A while ago, I optimized a radix2 function using SSE intrinsics and I'm nearly close to FFTW performance, So, my next step is to optimize the bit reverse reorder function that I found with the original code, to be honest, and I want to optimize it. The original code is like so:
void bit_reverse_reorder(float *x,float *y, int N)
{
int bits=0;
int i, j, k;
float tempr, tempi;
//MAXPOW = 12
for (i=0; i<MAXPOW; i++)
if (pow_2[i]==N) bits=i;
for (i=0; i<N; i++)
{
j=0;
for (k=0; k<bits; k++)
if (i&pow_2[k]) j+=pow_2[bits-k-1];
if (j>i)
{
tempr=x[i];
tempi=y[i];
x[i]=x[j];
y[i]=y[j];
x[j]=tempr;
y[j]=tempi;
}
}
}
int main()
{
radix2(re,im,N);
bit_reverse_reorder(re,im,N);
}
PS: pow_2[] is a precomputed array containing the powers of 2 (1,2,4,8,16,32,...), N is the number of element = 4096, *x and *y represents ,respectively, the real and imaginary parts of each element of the input data.
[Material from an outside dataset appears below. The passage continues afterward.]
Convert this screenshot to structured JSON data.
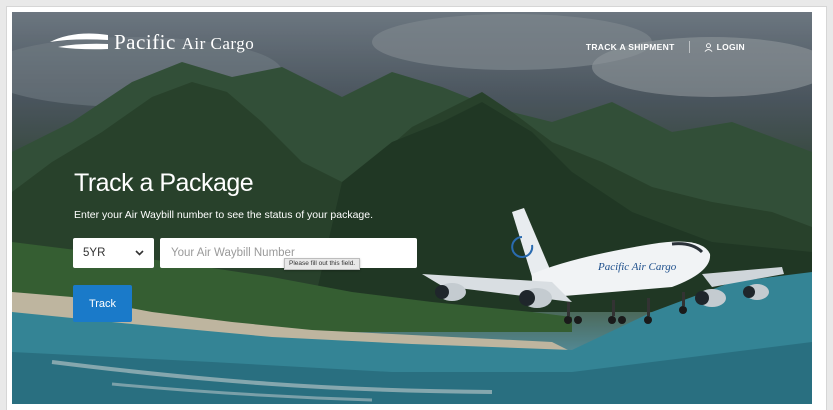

The radix2 generate results that are not ordered so the stated function reorder the result.
First of all, I did not fully understand how this bit reversal works! So, I think it would be good if someone gave me hints about how this function works.
Second, I intend to use SSE intrinsics to enhance this function performance so is there any vector of 2 instructions that could be used in the swapping loop?